Dengan langkah perlahan, ia kembali mendekat, gerakannya seperti tarikan magnet yang tak bisa Daniel lawan.
“Apa kamu mau kabur dariku?” bisik Lara, bibirnya membentuk senyum miring.
Daniel berusaha menunduk, menghindari tatapan itu.
“Lara… aku tidak dalam keadaan normal. Jangan lakukan ini.”
Justru itu yang membuat Lara semakin tersenyum.
Ia menunduk sedikit, menatap Daniel dari bawah tatapan yang sengaja dibuat menggoda, dan tak memberi ruang untuk Daniel berpikir jernih.
“Kamu bisa bilang ‘jangan’… tapi kenapa tubuhmu malah seperti meminta aku untuk lebih mendekat?”
Nada suaranya rendah, terdengar berbahaya.
Daniel mencengkeram lengan kursi dengan kuat berusaha mengendalikan dirinya.
Lara langsung menahan bahunya dengan satu tangan sentuhan lembut, tapi cukup kuat untuk membuat Daniel tetap berdiri kokoh di hadapannya.
“Lihatlah dirimu sekarang Tuan Dani…”
Lara memiringkan kepalanya, menatap Daniel seperti sedang menilai mangsa.
“Kamu biasanya selalu tenang. semuanya selalu berada di bawah kontrolmu.
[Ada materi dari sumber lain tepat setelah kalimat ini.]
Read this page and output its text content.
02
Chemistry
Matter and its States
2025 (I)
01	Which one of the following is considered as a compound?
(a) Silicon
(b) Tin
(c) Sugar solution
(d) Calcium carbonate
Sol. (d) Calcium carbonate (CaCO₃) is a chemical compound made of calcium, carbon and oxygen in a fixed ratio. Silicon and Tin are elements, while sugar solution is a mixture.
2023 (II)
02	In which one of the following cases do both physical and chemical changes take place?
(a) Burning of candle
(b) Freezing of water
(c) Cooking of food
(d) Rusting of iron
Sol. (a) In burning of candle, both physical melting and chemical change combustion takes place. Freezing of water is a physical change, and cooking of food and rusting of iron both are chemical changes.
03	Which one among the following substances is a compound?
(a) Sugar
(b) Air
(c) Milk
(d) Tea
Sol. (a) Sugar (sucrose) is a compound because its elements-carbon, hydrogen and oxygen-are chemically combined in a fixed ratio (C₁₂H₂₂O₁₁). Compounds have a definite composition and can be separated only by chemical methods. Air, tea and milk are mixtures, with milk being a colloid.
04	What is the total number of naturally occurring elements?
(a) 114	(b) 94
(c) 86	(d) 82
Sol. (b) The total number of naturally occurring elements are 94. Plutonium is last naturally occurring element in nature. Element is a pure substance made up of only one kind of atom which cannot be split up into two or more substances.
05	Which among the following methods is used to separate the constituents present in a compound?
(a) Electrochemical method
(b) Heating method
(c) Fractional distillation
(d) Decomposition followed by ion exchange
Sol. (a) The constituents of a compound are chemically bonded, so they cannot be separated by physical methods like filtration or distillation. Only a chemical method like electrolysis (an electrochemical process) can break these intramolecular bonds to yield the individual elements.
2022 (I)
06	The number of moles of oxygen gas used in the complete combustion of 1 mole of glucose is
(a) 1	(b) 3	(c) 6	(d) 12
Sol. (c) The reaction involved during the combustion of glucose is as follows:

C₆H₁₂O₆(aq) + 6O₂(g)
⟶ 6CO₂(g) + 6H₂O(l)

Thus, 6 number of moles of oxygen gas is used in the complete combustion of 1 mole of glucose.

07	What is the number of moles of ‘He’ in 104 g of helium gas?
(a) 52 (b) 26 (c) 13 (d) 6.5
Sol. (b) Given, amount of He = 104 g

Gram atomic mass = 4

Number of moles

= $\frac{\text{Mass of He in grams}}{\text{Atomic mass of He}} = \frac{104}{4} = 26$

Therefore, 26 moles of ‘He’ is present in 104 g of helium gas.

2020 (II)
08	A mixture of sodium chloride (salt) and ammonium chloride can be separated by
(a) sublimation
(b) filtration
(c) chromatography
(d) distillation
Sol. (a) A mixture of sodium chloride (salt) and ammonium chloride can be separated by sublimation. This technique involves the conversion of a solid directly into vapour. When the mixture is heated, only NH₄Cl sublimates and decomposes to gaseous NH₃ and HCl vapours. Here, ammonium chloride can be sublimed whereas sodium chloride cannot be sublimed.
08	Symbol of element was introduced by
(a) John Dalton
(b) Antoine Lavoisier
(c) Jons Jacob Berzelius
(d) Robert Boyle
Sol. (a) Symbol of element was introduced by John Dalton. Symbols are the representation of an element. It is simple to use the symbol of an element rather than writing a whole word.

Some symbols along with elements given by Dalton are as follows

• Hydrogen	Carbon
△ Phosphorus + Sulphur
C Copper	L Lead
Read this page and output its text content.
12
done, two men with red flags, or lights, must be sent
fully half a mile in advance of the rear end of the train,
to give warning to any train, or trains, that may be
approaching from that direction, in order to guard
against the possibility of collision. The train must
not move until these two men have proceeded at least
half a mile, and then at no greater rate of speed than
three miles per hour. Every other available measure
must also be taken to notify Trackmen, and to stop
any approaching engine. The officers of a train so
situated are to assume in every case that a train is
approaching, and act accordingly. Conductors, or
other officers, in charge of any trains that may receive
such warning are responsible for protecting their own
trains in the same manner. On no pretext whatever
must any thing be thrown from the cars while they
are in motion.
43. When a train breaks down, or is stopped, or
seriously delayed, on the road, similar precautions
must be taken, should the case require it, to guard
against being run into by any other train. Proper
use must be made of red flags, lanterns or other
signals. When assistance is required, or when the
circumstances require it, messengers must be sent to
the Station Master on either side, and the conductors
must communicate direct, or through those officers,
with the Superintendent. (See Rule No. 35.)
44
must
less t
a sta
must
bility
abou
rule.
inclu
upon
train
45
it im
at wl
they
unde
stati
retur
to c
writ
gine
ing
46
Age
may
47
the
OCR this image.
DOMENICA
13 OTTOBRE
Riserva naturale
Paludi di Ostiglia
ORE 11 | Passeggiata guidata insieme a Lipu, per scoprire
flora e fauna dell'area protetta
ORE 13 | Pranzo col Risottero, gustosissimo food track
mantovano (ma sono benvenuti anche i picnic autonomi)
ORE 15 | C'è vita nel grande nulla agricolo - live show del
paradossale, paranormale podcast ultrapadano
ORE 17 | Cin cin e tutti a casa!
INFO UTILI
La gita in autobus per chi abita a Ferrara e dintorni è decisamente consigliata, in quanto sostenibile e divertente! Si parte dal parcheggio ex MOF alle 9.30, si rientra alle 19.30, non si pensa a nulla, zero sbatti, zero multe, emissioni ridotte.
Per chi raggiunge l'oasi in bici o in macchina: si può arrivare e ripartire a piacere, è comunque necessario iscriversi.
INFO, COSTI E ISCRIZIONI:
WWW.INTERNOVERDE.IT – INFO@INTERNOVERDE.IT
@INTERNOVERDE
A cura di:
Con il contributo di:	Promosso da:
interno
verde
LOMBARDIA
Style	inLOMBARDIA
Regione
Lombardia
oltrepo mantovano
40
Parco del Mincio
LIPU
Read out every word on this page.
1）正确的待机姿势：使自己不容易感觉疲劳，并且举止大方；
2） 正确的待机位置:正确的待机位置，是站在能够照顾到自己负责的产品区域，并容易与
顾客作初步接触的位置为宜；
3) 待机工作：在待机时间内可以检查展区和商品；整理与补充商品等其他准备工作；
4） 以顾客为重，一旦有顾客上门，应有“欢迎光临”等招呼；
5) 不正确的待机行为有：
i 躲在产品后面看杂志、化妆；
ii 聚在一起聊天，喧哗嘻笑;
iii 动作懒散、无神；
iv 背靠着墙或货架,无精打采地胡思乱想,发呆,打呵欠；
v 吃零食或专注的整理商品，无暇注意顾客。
Tapi sekarang?”
Ia mendekat sangat dekat hingga wajahnya hanya berjarak beberapa centi
“Kamu bahkan tak bisa mengontrol napasmu.”
Daniel mencengkeram sandaran kursinya.
“Lara… jangan—”
“Tutup mulutmu.”
Nada Lara turun satu oktaf, suara itu mendayu dengan lembut namun tegas seperti perintah yang tidak bisa dibantah.
Ia menangkupkan dagu Daniel dengan dua jarinya, memaksanya menatap langsung ke mata miliknya.
“Kamu masih sadar, kan? Masih tahu siapa yang berdiri di depanmu?”
Daniel menelan ludah, matanya bergetar.
“Ya… aku tahu.”
“Bagus.”
Lara menurunkan tangannya ke kerah Daniel dan menariknya kasar, membuat tubuh Daniel sedikit terhuyung ke arah dirinya. dada bidangnya bersentuhan dengan dua bukit kembar milik Lara.
Daniel menghirup napas terkejut.
Daniel memejam, menahan gejolak panas yang ada di tubuhnya.
“Lara… aku benar-benar tidak bisa mengendalikan—”
Lara menyentuh bibir Daniel dengan telunjuknya, tanda untuk diam.
“Sst. Aku yang mengendalikan malam ini. Bukan kamu.”
Ia bersandar ke arah telinga Daniel, suaranya serendah bisikan namun menusuk langsung ke dalam kepala Daniel.
“Aku tahu efek obat itu.
Aku tahu kamu sedang berusaha keras menahan diri.
Dan aku ingin melihat… sampai mana kamu bisa bertahan.”
Lara kemudian berdiri tegak kembali, menatapnya dari atas, ia dominan, menguasai dari ujung rambut sampai detak jantungnya.
“Jadi mulai sekarang…”
Ia mengangkat dagu Daniel dengan satu jari.
“Kamu ikut ritme yang aku buat. Mengerti?”
Daniel menelan ludah lagi.
Matanya sudah mulai kabur
“ duduklah Tuan Daniel!”
Ia mencondongkan tubuhnya, wajahnya sangat dekat.
“Aku belum selesai menggoda kamu.”
Daniel menahan napas, tubuhnya tegang.
Lara menarik dasi Daniel perlahan, membuat wajah pria itu ikut mendekat.
“Kamu lihat?” Lara berbisik.
“Kamu bilang ingin menjauh… tapi tubuhmu tak bergerak sedikit pun. Seperti menunggu aku menyentuhmu lagi.”
Daniel memalingkan wajah, tapi Lara memegang dagunya, memaksanya menatapnya kembali.
Tatapan Lara tajam, penuh kontrol.
“Kamu tidak bisa lari dariku malam ini, Daniel.”
“Lara… tolong… jangan buat aku kehilangan kendali. aku sangat menghormati ayahmu. ”
Lara tersenyum, mendekatkan wajahnya sampai napas mereka hampir menyatu.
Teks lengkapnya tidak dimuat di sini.